A velocity-dependant friction law for flexible vegetation in a 2D hydrodynamic model

Caroline Le Bouteiller, Northwest Hydraulic Consultants Vancouver, B.C. NO STATE, Canada. caroline.le-bouteiller@m4x.org


The tidal flats of Roberts Bank in British Columbia, Canada contain large areas of the intertidal zone that are vegetated with eelgrass (Zostera Marina and Zostera Japonica). This vegetation has a variable influence on the flow of tidal waters passing over the tidal flats, which we aim to describe in a large-scale 2D hydrodynamic model.

Vegetation on the surface of the tidal flats causes an increase in the roughness that modifies the flow properties. For submerged vegetation, this roughness is most strongly related to the height of the plants in the water; however, for very flexible plants such as eelgrass, the plant height changes with flow velocity since the plants bend with the currents. The roughness is therefore dependent both on flow depth and flow velocity.

Existing studies concerning the effect of flexible vegetation on flow are mostly focused on the small-scale properties of the velocity and turbulence profiles. Such results cannot be directly incorporated into 2D hydrodynamic models. 3D hydrodynamic modeling is computationally demanding and is therefore less appropriate for large-scale studies and engineering applications over large areas. In order to resolve this computational challenge we developed an integrated formulation of the effects of flexible vegetation on the flow, with the following approach: The roughness is represented through an equivalent Manning’s coefficient, which depends on both the water depth and the flow velocity.

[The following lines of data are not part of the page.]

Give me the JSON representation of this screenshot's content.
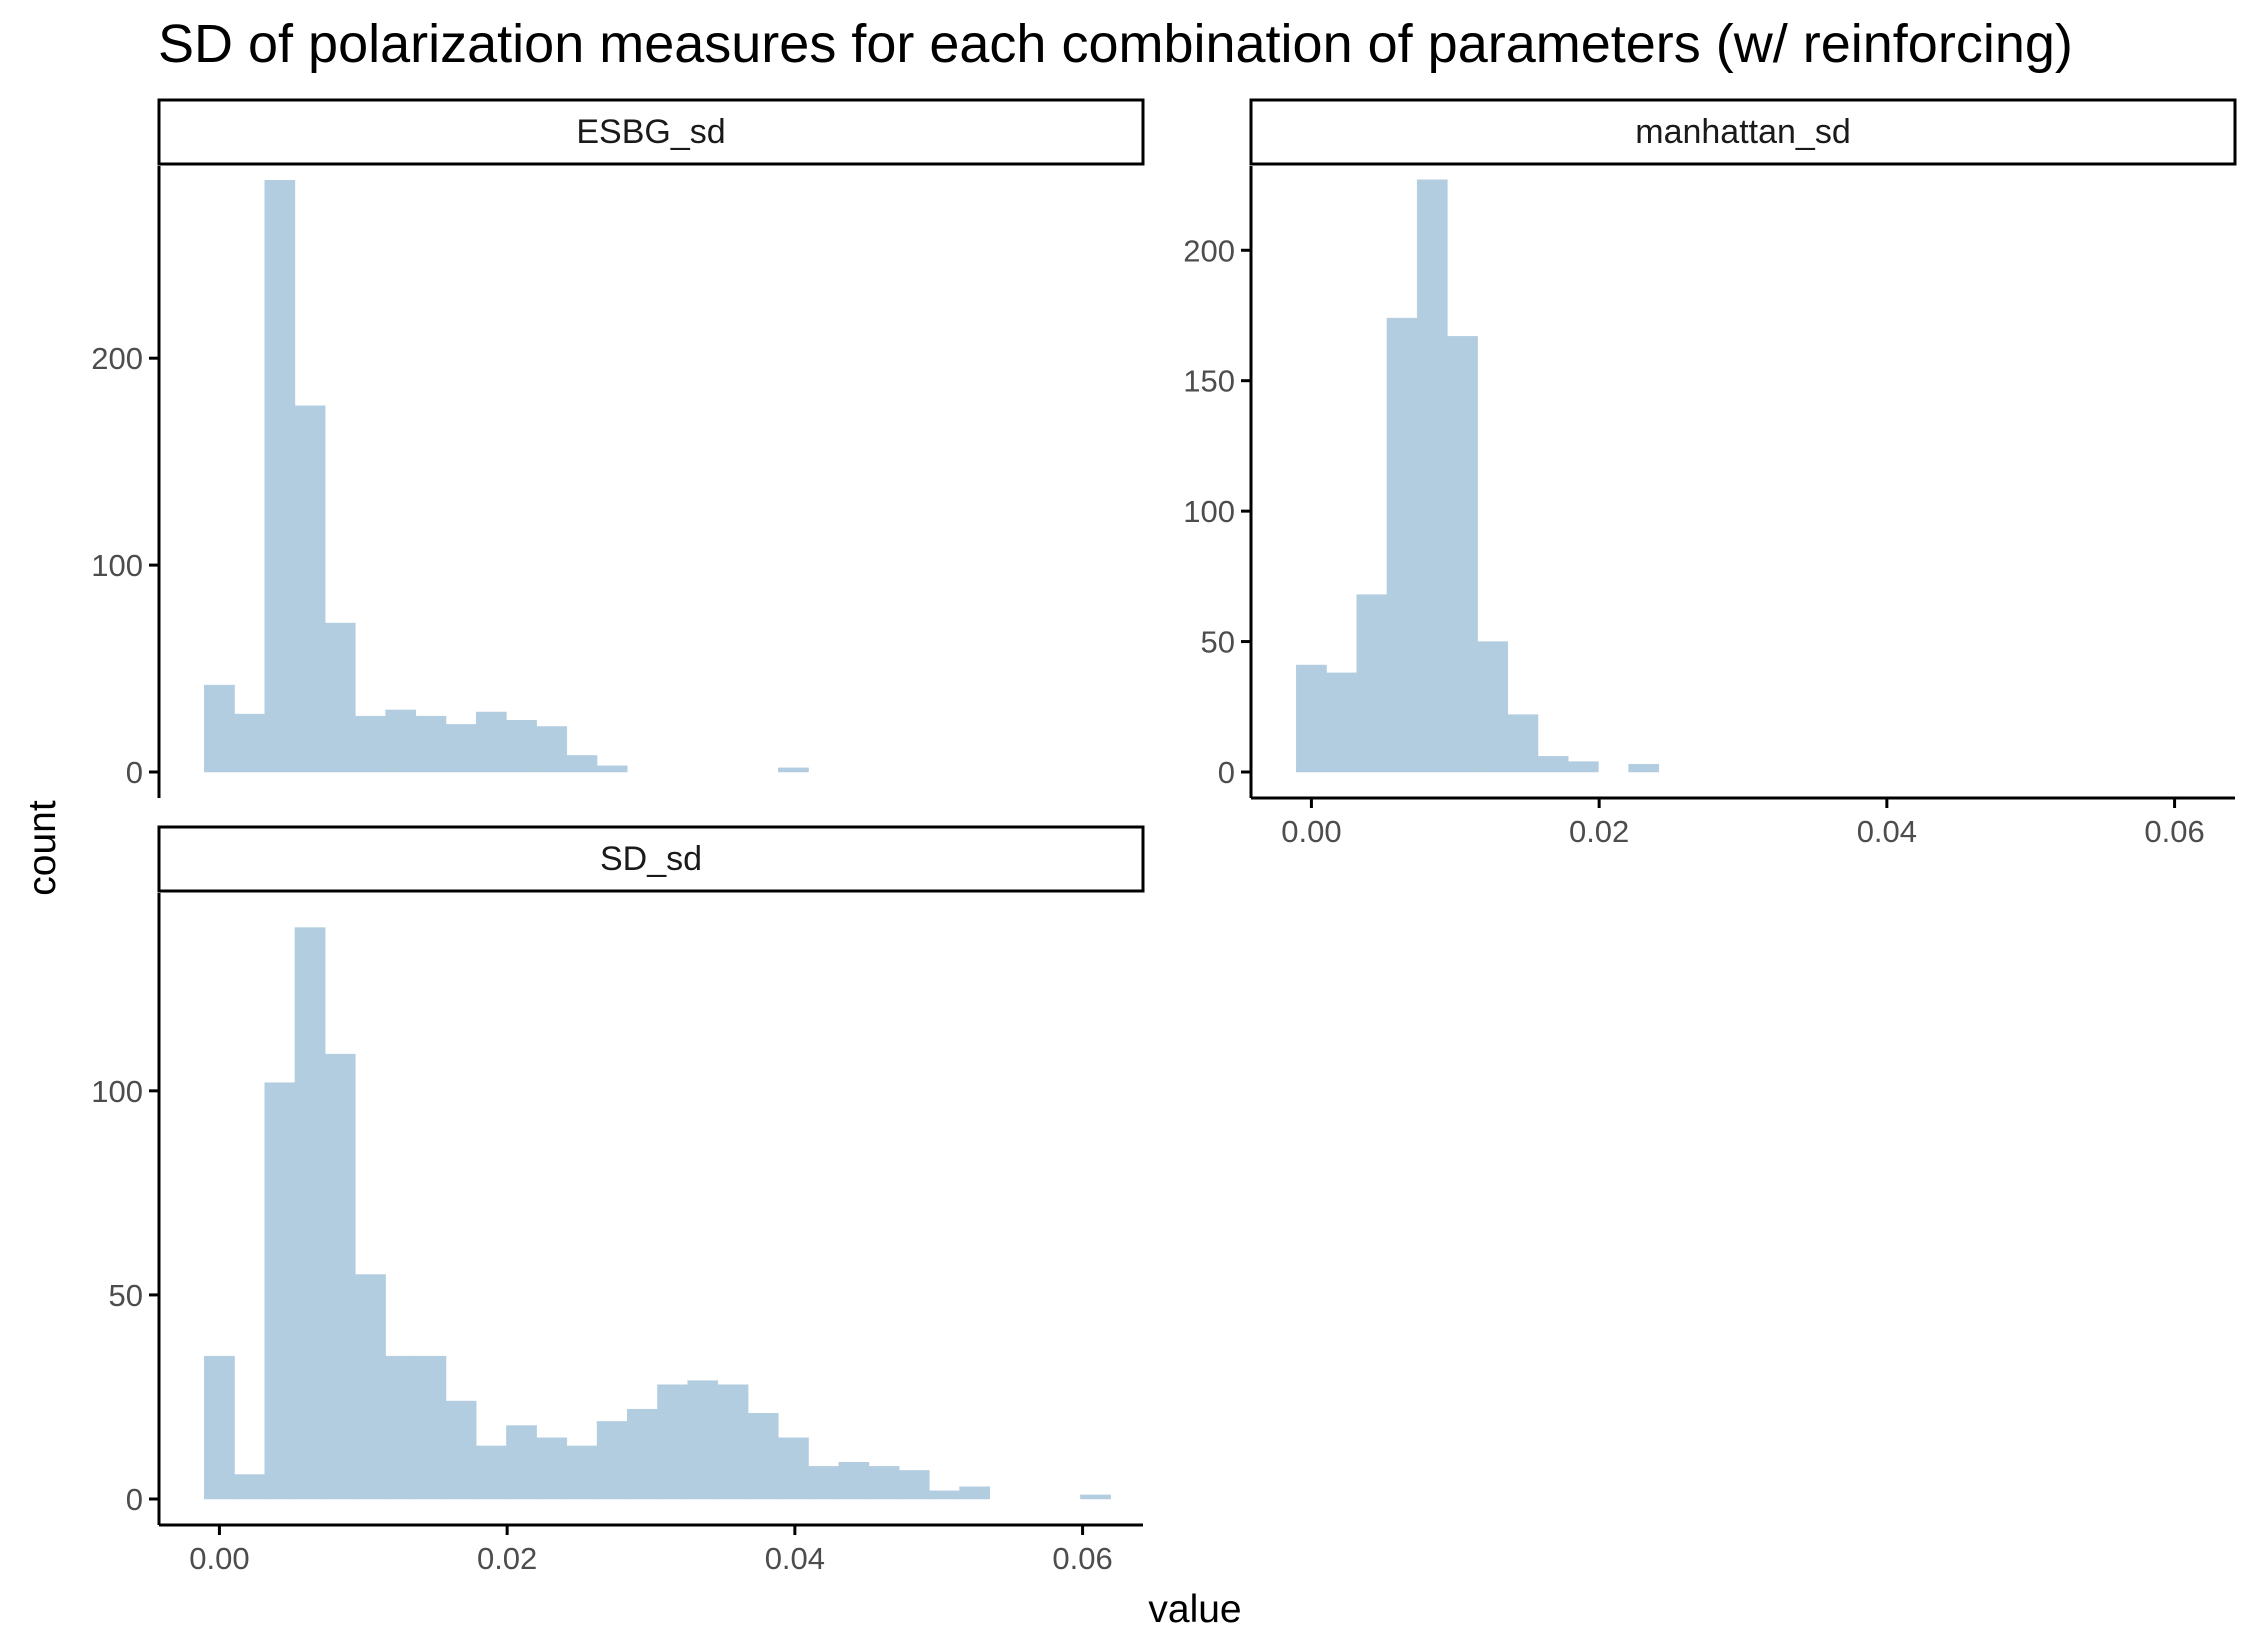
{
  "title": "SD of polarization measures for each combination of parameters (w/ reinforcing)",
  "xlabel": "value",
  "ylabel": "count",
  "colors": {
    "bar": "#b3cde0",
    "axis": "#000000",
    "strip_fill": "#ffffff",
    "tick_text": "#4d4d4d"
  },
  "chart_data": [
    {
      "type": "bar",
      "panel": "ESBG_sd",
      "bin_width": 0.0021,
      "x": [
        0.0,
        0.0021,
        0.0042,
        0.0063,
        0.0084,
        0.0105,
        0.0126,
        0.0147,
        0.0168,
        0.0189,
        0.021,
        0.0231,
        0.0252,
        0.0273,
        0.0399
      ],
      "values": [
        42,
        28,
        286,
        177,
        72,
        27,
        30,
        27,
        23,
        29,
        25,
        22,
        8,
        3,
        2
      ],
      "ylim": [
        0,
        290
      ],
      "yticks": [
        0,
        100,
        200
      ],
      "xticks": [
        0.0,
        0.02,
        0.04,
        0.06
      ],
      "xtick_labels": [
        "0.00",
        "0.02",
        "0.04",
        "0.06"
      ],
      "show_x_ticks": false
    },
    {
      "type": "bar",
      "panel": "manhattan_sd",
      "bin_width": 0.0021,
      "x": [
        0.0,
        0.0021,
        0.0042,
        0.0063,
        0.0084,
        0.0105,
        0.0126,
        0.0147,
        0.0168,
        0.0189,
        0.0231
      ],
      "values": [
        41,
        38,
        68,
        174,
        227,
        167,
        50,
        22,
        6,
        4,
        3
      ],
      "ylim": [
        0,
        230
      ],
      "yticks": [
        0,
        50,
        100,
        150,
        200
      ],
      "xticks": [
        0.0,
        0.02,
        0.04,
        0.06
      ],
      "xtick_labels": [
        "0.00",
        "0.02",
        "0.04",
        "0.06"
      ],
      "show_x_ticks": true
    },
    {
      "type": "bar",
      "panel": "SD_sd",
      "bin_width": 0.0021,
      "x": [
        0.0,
        0.0021,
        0.0042,
        0.0063,
        0.0084,
        0.0105,
        0.0126,
        0.0147,
        0.0168,
        0.0189,
        0.021,
        0.0231,
        0.0252,
        0.0273,
        0.0294,
        0.0315,
        0.0336,
        0.0357,
        0.0378,
        0.0399,
        0.042,
        0.0441,
        0.0462,
        0.0483,
        0.0504,
        0.0525,
        0.0609
      ],
      "values": [
        35,
        6,
        102,
        140,
        109,
        55,
        35,
        35,
        24,
        13,
        18,
        15,
        13,
        19,
        22,
        28,
        29,
        28,
        21,
        15,
        8,
        9,
        8,
        7,
        2,
        3,
        1
      ],
      "ylim": [
        0,
        147
      ],
      "yticks": [
        0,
        50,
        100
      ],
      "xticks": [
        0.0,
        0.02,
        0.04,
        0.06
      ],
      "xtick_labels": [
        "0.00",
        "0.02",
        "0.04",
        "0.06"
      ],
      "show_x_ticks": true
    }
  ]
}
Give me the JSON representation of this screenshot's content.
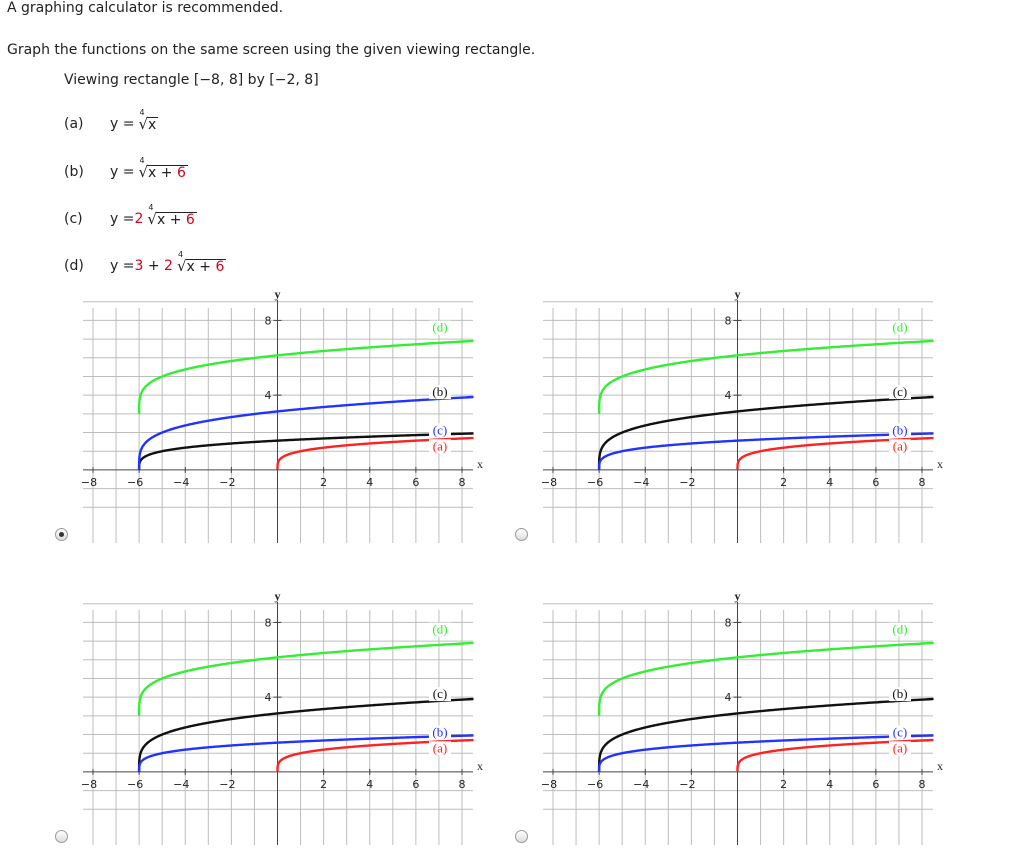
{
  "intro": "A graphing calculator is recommended.",
  "instruction": "Graph the functions on the same screen using the given viewing rectangle.",
  "viewing": "Viewing rectangle [−8, 8] by [−2, 8]",
  "functions": [
    {
      "label": "(a)",
      "prefix": "y = ",
      "coef": "",
      "constant": "",
      "index": "4",
      "radicand": "x",
      "radicand_red": ""
    },
    {
      "label": "(b)",
      "prefix": "y = ",
      "coef": "",
      "constant": "",
      "index": "4",
      "radicand": "x + ",
      "radicand_red": "6"
    },
    {
      "label": "(c)",
      "prefix": "y = ",
      "coef": "2",
      "constant": "",
      "index": "4",
      "radicand": "x + ",
      "radicand_red": "6"
    },
    {
      "label": "(d)",
      "prefix": "y = ",
      "coef": "2",
      "constant": "3",
      "index": "4",
      "radicand": "x + ",
      "radicand_red": "6"
    }
  ],
  "axis": {
    "x_label": "x",
    "y_label": "y",
    "x_ticks": [
      "−8",
      "−6",
      "−4",
      "−2",
      "2",
      "4",
      "6",
      "8"
    ],
    "y_ticks": [
      "4",
      "8"
    ]
  },
  "colors": {
    "green": "#33ee33",
    "black": "#111111",
    "blue": "#2233ff",
    "red": "#ff2222"
  },
  "chart_data": [
    {
      "type": "line",
      "xlim": [
        -8,
        8
      ],
      "ylim": [
        -2,
        8
      ],
      "xlabel": "x",
      "ylabel": "y",
      "series": [
        {
          "name": "(d)",
          "color": "green",
          "fn": "3 + 2 * (x+6)^(1/4)",
          "shift": 6,
          "coef": 2,
          "const": 3
        },
        {
          "name": "(b)",
          "color": "black",
          "fn": "(x+6)^(1/4)",
          "shift": 6,
          "coef": 1,
          "const": 0
        },
        {
          "name": "(c)",
          "color": "blue",
          "fn": "2 * (x+6)^(1/4)",
          "shift": 6,
          "coef": 2,
          "const": 0
        },
        {
          "name": "(a)",
          "color": "red",
          "fn": "x^(1/4)",
          "shift": 0,
          "coef": 1,
          "const": 0
        }
      ],
      "selected": true
    },
    {
      "type": "line",
      "xlim": [
        -8,
        8
      ],
      "ylim": [
        -2,
        8
      ],
      "xlabel": "x",
      "ylabel": "y",
      "series": [
        {
          "name": "(d)",
          "color": "green",
          "fn": "3 + 2 * (x+6)^(1/4)",
          "shift": 6,
          "coef": 2,
          "const": 3
        },
        {
          "name": "(c)",
          "color": "black",
          "fn": "2 * (x+6)^(1/4)",
          "shift": 6,
          "coef": 2,
          "const": 0
        },
        {
          "name": "(b)",
          "color": "blue",
          "fn": "(x+6)^(1/4)",
          "shift": 6,
          "coef": 1,
          "const": 0
        },
        {
          "name": "(a)",
          "color": "red",
          "fn": "x^(1/4)",
          "shift": 0,
          "coef": 1,
          "const": 0
        }
      ],
      "selected": false
    },
    {
      "type": "line",
      "xlim": [
        -8,
        8
      ],
      "ylim": [
        -2,
        8
      ],
      "xlabel": "x",
      "ylabel": "y",
      "series": [
        {
          "name": "(d)",
          "color": "green",
          "fn": "3 + 2 * (x+6)^(1/4)",
          "shift": 6,
          "coef": 2,
          "const": 3
        },
        {
          "name": "(c)",
          "color": "black",
          "fn": "2 * (x+6)^(1/4)",
          "shift": 6,
          "coef": 2,
          "const": 0
        },
        {
          "name": "(b)",
          "color": "blue",
          "fn": "(x+6)^(1/4)",
          "shift": 6,
          "coef": 1,
          "const": 0
        },
        {
          "name": "(a)",
          "color": "red",
          "fn": "x^(1/4)",
          "shift": 0,
          "coef": 1,
          "const": 0
        }
      ],
      "selected": false
    },
    {
      "type": "line",
      "xlim": [
        -8,
        8
      ],
      "ylim": [
        -2,
        8
      ],
      "xlabel": "x",
      "ylabel": "y",
      "series": [
        {
          "name": "(d)",
          "color": "green",
          "fn": "3 + 2 * (x+6)^(1/4)",
          "shift": 6,
          "coef": 2,
          "const": 3
        },
        {
          "name": "(b)",
          "color": "black",
          "fn": "2 * (x+6)^(1/4)",
          "shift": 6,
          "coef": 2,
          "const": 0
        },
        {
          "name": "(c)",
          "color": "blue",
          "fn": "(x+6)^(1/4)",
          "shift": 6,
          "coef": 1,
          "const": 0
        },
        {
          "name": "(a)",
          "color": "red",
          "fn": "x^(1/4)",
          "shift": 0,
          "coef": 1,
          "const": 0
        }
      ],
      "selected": false
    }
  ]
}
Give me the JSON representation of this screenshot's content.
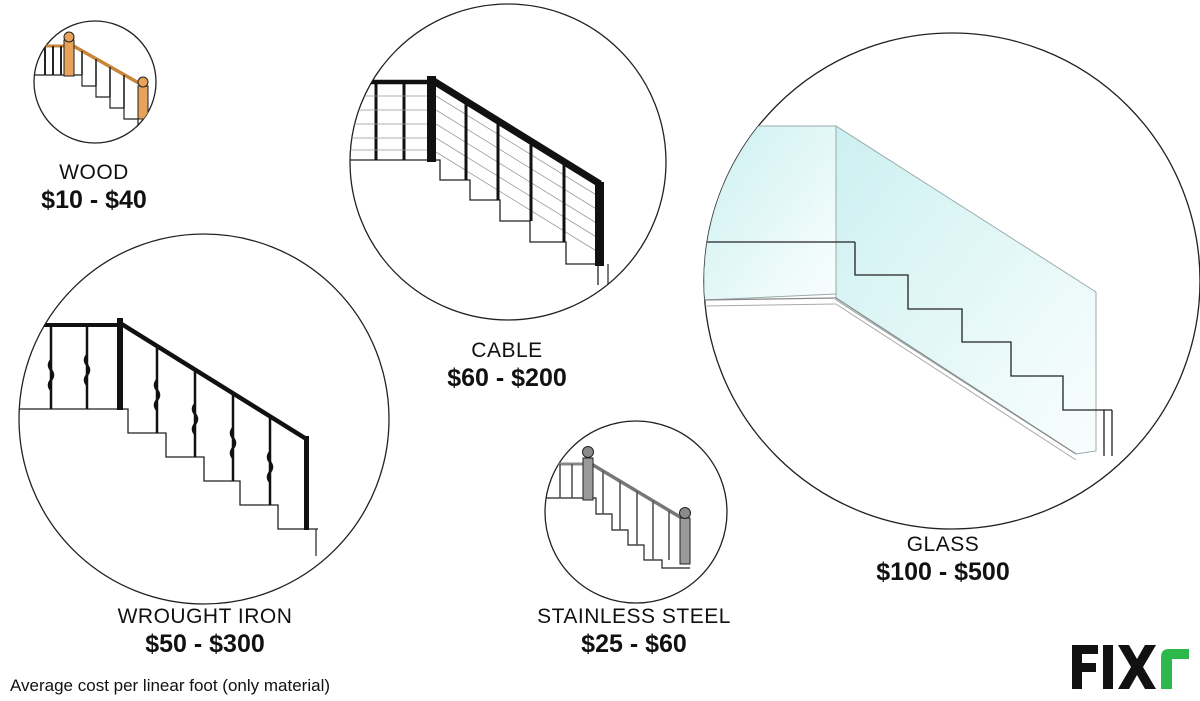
{
  "materials": [
    {
      "id": "wood",
      "name": "WOOD",
      "price": "$10 - $40",
      "icon": "wood-staircase-icon",
      "color": "#e8a25a"
    },
    {
      "id": "cable",
      "name": "CABLE",
      "price": "$60 - $200",
      "icon": "cable-staircase-icon",
      "color": "#111111"
    },
    {
      "id": "wrought-iron",
      "name": "WROUGHT IRON",
      "price": "$50 - $300",
      "icon": "wrought-iron-staircase-icon",
      "color": "#111111"
    },
    {
      "id": "stainless-steel",
      "name": "STAINLESS STEEL",
      "price": "$25 - $60",
      "icon": "stainless-steel-staircase-icon",
      "color": "#9a9a9a"
    },
    {
      "id": "glass",
      "name": "GLASS",
      "price": "$100 - $500",
      "icon": "glass-staircase-icon",
      "color": "#bfe9ea"
    }
  ],
  "footnote": "Average cost per linear foot (only material)",
  "logo": {
    "text": "FIXr",
    "color": "#111111",
    "accent": "#2db84b"
  }
}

Simulations are performed with the Telemac2d model, which has been modified to incorporate the velocity-dependent friction law. Preliminary results show that the proposed law is able to account for qualitative modifications in the tidal flow. In particular, the simulation provides an asymmetric flow pattern that correctly predicts the slower ebb velocities as compared to flood velocities, as observed in the field.